The political interference in ccTLDs is legion and longstanding.  I spent the late 90s and early 2000s at ICANN fighting a largely losing battle against the notion of “sovereignty” over ccTLDs and to prevent nonsensical re-delegations.  Those have occurred and continue to occur, and ccTLDs can be “disappeared” as well: .PF, .MQ, .WF, .BV, .PM, .UM—there are many examples.  Many of these “barely-accountable scoundrels” responsible for making ccTLDs disappear are so-called respectable national governments—the U.S., France, and Norway in the examples above. 

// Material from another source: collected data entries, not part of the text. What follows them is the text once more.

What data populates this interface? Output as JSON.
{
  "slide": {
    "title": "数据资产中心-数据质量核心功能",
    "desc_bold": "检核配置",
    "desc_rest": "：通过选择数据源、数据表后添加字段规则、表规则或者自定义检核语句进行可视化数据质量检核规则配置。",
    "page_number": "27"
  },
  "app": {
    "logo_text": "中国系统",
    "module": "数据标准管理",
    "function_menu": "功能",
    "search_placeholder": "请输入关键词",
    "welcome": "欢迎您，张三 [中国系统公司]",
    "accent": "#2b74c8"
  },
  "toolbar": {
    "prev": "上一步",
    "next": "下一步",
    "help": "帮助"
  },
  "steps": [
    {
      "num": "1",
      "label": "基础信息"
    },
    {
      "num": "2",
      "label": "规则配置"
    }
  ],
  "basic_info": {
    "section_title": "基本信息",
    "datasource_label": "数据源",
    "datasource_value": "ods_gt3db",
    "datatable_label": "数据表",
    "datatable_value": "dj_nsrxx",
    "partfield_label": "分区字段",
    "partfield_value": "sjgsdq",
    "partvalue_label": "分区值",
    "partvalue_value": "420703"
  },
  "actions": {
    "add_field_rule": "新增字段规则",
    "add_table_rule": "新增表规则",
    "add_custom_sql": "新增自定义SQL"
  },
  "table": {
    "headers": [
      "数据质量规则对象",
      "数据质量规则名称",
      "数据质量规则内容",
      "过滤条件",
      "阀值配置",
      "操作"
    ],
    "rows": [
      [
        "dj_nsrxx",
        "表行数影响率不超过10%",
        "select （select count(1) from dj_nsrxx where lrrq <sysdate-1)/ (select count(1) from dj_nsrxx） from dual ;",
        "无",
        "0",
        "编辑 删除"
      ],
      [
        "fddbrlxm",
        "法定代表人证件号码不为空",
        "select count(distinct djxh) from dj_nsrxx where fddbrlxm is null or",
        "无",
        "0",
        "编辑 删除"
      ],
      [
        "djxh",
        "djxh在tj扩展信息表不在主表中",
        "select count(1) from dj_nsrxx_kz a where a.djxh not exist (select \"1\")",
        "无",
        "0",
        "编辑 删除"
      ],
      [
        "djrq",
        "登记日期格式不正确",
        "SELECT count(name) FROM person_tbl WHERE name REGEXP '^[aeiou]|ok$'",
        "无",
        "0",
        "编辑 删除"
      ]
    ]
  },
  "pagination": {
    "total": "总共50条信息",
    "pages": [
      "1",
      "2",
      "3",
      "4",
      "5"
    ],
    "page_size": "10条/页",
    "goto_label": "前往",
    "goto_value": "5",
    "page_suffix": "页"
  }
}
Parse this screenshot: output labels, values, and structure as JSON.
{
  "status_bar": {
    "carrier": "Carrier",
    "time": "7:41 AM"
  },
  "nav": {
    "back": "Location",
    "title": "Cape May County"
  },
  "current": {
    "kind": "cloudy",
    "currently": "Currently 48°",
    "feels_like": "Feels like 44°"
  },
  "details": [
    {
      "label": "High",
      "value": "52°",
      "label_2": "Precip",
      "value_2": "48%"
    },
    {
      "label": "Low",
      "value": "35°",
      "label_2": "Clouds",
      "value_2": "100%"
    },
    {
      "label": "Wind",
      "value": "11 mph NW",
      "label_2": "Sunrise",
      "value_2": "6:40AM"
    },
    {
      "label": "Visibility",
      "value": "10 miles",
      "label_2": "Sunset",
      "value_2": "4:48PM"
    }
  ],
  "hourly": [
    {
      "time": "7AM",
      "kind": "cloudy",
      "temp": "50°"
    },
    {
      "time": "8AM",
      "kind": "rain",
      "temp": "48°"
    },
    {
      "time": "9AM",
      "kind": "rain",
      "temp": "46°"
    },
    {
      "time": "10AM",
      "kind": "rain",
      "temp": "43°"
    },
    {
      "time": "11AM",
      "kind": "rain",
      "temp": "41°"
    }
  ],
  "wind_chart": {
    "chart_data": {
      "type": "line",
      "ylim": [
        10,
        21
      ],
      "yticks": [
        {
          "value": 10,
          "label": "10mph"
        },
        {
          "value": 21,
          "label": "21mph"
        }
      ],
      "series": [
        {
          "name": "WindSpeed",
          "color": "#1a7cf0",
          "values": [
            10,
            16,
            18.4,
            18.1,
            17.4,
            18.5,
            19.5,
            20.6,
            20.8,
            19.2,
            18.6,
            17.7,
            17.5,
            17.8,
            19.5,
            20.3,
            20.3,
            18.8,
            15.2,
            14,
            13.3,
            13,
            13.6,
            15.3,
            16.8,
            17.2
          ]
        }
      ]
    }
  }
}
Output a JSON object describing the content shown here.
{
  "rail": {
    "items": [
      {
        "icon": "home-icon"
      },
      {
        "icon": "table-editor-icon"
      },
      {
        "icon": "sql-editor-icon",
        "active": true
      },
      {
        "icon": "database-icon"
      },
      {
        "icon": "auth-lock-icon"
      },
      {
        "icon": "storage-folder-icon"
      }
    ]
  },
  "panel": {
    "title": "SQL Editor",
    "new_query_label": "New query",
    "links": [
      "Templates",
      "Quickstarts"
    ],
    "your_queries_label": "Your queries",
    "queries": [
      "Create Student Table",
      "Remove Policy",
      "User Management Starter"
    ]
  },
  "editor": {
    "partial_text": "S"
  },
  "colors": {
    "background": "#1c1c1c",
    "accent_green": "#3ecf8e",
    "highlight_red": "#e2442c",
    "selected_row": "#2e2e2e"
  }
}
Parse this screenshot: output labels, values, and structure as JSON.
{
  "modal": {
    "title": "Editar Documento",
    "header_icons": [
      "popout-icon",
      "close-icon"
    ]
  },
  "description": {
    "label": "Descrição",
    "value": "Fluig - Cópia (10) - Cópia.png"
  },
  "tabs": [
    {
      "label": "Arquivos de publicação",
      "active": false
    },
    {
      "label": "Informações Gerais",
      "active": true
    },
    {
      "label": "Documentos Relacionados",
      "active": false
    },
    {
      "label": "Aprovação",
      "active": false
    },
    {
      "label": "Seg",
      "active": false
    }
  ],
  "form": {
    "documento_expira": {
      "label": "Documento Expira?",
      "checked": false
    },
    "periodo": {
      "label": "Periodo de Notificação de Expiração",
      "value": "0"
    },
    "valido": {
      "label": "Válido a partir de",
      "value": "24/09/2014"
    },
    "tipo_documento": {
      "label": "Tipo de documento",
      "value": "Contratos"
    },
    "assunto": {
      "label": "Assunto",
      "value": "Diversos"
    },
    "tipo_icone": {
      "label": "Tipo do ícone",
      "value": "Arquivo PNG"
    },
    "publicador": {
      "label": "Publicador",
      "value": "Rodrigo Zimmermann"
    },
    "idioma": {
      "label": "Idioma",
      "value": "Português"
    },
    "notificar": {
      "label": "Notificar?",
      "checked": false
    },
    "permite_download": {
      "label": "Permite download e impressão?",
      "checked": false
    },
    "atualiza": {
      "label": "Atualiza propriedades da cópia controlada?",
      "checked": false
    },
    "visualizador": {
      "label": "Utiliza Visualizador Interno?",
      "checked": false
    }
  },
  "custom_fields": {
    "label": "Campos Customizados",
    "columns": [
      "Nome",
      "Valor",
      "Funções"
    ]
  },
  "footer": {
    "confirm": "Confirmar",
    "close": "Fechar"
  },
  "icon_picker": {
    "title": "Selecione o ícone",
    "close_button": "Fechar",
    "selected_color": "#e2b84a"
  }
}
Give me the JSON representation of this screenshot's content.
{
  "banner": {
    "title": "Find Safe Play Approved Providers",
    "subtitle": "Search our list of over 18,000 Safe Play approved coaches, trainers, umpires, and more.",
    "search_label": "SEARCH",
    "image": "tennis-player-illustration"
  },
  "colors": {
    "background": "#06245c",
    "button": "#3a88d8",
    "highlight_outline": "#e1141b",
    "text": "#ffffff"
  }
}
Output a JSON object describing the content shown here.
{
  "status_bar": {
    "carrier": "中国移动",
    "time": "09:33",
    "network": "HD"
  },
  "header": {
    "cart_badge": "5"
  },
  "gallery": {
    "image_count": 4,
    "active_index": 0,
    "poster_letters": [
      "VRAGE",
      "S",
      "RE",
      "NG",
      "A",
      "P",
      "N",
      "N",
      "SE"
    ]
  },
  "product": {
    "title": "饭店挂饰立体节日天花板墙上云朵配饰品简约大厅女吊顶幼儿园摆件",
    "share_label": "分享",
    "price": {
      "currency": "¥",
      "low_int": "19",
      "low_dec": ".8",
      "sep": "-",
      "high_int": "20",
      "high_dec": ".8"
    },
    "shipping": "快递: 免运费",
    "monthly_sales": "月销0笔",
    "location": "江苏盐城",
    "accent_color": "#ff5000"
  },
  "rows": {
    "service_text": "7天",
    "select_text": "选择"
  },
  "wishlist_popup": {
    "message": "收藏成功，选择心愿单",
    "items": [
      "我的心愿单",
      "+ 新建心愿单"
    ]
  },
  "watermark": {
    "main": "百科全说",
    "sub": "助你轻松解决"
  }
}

In other ccTLDs, the pricing, the rules, the corruption or other barriers prevent any noticeable use at all—and there is no appeal.  This to me is the essential point—for all of its craven subservience to the GAC (and they do stand up to the GAC from time to time by the way) ICANN conducts its business largely in public and when something untoward happens, there are lot of people like you and me who will scream foul.  That is not the case in the ccTLD world, where Bad Things can happen in the middle of the night. 

In a country like New Zealand, where civil society is strong and there are norms of transparency, the ccTLD can easily be better than anything ICANN can come up with.  In a country like Zimbabwe or Turkmenistan, which are run by vainglorious madmen (and mind you, there are more than a few), the opposite is likely to be true.  In countries like France and the US, where there is great lip-service paid to good governance, but a strong tendency to do the opposite while no-one is looking, ICANN is useful because it’s pretty hard to slip one through unnoticed.

Having watched with alarm as more than a few ccTLD operators I used to correspond with completely disappear, and the ccTLDs they ran revert to silence, and having watched the very unseemly strong-arming of local ccTLD admins by governments, I cannot honestly say that the ccTLD set-up is necessarily a better one.  It can be better, certainly, but often it is worse.